With that last cryptic exchange Alec shut the door, and turned the key in the lock. Isabella breathed a sigh of relief, then decided she had relaxed too soon. From the stiff set of his wide, bare shoulders, Alec’s temper had not improved during the time she had been belowstairs. The muscles of his back stood out sharply, as if he was keeping himself in check with considerable effort. Stiffening her spine, Isabella prepared herself to face the explosion of wrath she was sure must follow. She was not disappointed. When he turned to face her, leaning back against the door as though he needed its solid strength to remain upright, fury blazed from his eyes.
XXXVIII
“W
here the bloody hell have you been?”
“Don’t you swear at me, Alec Tyron!”
His lips thinned. “I’ll swear if I bloody well want to. You step outside for a quick chat with the bloody sawbones and you vanish for near three-quarters of an hour! I’ve been out of my mind with worry! Do you realize the kind of place this is? The kind of man John Ball is? Hell, if I hadn’t heard you at the door, there’s no telling what he might have done to you! You’re not amongst the bloody nobility here, you know.”

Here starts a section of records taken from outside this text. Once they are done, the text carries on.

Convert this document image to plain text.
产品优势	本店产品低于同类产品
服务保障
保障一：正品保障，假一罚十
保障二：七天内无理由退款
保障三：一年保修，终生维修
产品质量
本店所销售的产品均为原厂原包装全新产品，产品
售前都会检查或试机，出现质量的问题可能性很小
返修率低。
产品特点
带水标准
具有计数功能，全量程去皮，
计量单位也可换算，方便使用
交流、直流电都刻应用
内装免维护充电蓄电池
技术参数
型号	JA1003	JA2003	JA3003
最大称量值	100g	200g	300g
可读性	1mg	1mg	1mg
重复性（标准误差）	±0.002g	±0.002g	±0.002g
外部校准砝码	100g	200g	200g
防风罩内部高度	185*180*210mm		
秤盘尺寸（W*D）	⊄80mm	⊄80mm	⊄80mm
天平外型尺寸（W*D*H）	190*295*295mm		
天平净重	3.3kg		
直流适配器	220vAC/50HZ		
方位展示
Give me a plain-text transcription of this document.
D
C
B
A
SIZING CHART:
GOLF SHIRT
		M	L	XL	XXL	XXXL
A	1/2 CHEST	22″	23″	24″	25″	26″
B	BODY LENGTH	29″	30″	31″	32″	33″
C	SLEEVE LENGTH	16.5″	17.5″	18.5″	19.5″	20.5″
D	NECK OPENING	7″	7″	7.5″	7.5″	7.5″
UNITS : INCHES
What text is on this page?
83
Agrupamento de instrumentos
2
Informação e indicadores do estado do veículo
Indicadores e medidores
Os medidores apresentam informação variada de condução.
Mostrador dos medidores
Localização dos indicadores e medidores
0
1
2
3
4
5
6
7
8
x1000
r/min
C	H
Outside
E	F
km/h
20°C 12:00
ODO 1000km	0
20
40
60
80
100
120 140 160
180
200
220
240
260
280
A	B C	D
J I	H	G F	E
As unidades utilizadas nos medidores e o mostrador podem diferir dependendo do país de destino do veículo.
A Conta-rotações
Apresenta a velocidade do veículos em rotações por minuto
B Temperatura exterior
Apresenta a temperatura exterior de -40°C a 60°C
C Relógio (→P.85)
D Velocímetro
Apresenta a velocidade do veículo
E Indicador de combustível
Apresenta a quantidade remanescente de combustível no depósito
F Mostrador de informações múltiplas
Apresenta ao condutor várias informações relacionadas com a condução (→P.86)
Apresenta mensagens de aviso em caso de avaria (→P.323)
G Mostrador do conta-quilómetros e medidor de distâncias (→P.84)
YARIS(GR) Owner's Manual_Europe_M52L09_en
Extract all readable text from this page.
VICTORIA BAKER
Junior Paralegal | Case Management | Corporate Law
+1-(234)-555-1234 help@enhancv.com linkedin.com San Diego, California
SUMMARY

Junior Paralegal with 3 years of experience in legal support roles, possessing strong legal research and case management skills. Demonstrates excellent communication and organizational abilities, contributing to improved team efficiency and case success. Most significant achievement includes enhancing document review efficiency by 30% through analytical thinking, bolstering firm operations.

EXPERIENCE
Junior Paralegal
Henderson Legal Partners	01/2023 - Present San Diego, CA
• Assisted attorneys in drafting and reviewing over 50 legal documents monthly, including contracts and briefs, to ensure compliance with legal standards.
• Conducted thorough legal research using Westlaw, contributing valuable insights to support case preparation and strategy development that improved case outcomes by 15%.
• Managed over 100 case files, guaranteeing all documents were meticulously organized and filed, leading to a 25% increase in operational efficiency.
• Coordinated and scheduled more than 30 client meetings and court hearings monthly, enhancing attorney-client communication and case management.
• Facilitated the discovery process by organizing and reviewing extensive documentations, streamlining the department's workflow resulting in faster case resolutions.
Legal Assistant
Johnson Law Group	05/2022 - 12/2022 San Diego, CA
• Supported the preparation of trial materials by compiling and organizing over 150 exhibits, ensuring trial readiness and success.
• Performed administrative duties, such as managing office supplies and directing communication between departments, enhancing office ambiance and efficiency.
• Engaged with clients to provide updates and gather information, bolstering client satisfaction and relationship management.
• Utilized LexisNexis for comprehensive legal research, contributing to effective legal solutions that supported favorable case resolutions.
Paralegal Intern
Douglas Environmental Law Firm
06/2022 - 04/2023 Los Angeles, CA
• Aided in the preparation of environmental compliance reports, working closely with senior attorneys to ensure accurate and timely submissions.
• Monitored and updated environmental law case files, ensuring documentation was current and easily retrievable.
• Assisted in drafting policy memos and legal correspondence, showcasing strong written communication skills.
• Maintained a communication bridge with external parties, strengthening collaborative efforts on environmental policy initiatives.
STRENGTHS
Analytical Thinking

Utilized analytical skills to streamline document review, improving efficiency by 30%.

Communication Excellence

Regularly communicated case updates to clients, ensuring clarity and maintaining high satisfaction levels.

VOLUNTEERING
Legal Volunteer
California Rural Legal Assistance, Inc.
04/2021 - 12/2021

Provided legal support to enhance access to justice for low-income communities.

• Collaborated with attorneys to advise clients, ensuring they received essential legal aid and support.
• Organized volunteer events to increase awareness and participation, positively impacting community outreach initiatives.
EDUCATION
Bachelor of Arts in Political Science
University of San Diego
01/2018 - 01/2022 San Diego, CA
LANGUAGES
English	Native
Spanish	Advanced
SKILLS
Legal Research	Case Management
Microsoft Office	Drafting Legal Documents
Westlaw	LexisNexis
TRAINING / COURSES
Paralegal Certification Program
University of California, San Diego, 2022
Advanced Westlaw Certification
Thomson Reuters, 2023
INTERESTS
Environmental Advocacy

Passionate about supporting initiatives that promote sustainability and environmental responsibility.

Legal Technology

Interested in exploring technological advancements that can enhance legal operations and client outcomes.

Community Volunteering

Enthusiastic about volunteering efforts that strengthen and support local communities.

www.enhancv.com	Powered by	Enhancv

“But you did hear me, so no harm’s done, is there?” She was determined to make light of the incident. “Shouldn’t you be in bed? Dr. McIver left some medicine for you to take.”
“Devil take Dr. McIver, and his bloody medicine! I want to know where you’ve been, and how you came to encounter Ball!”
“Get in bed, and take your medicine like a good boy, and perhaps I’ll tell you.”
She was being deliberately annoying, she knew, but felt he deserved it for his language, to say nothing of his bad temper.
“Isabella …” Alec sounded as if her name was forced out through gritted teeth. His eyes flashed pure temper. But what smote her was his obvious weakness as he leaned back against the door. She had not meant to worry him, nor anger him, nor involve him in an altercation with an uncouth stranger. He had every right to be upset with her, she admitted to herself, although she still took exception to his language.
Sighing, she surrendered her own indignation at his intemperate reception in favor of coaxing him back to bed.
“I will tell you everything, really, and very odd it was, too. But you really should lie down, and take your medicine. Please.”
“I’m not a puling infant for you to mother.”
Isabella made a face at him, and moved toward the bed. She fluffed his pillow and smoothed the sheets, speaking to him over her shoulder.
“You’re acting like an infant, so you mustn’t blame me if I treat you like one.”
She turned to face him, standing beside the bed with her arms crossed over her chest.
“Get into bed, Alec, or I’ll be forced to take stern measures.”
Despite his annoyance, that coaxed the beginnings of a smile from him. “You’re frightening me to death.”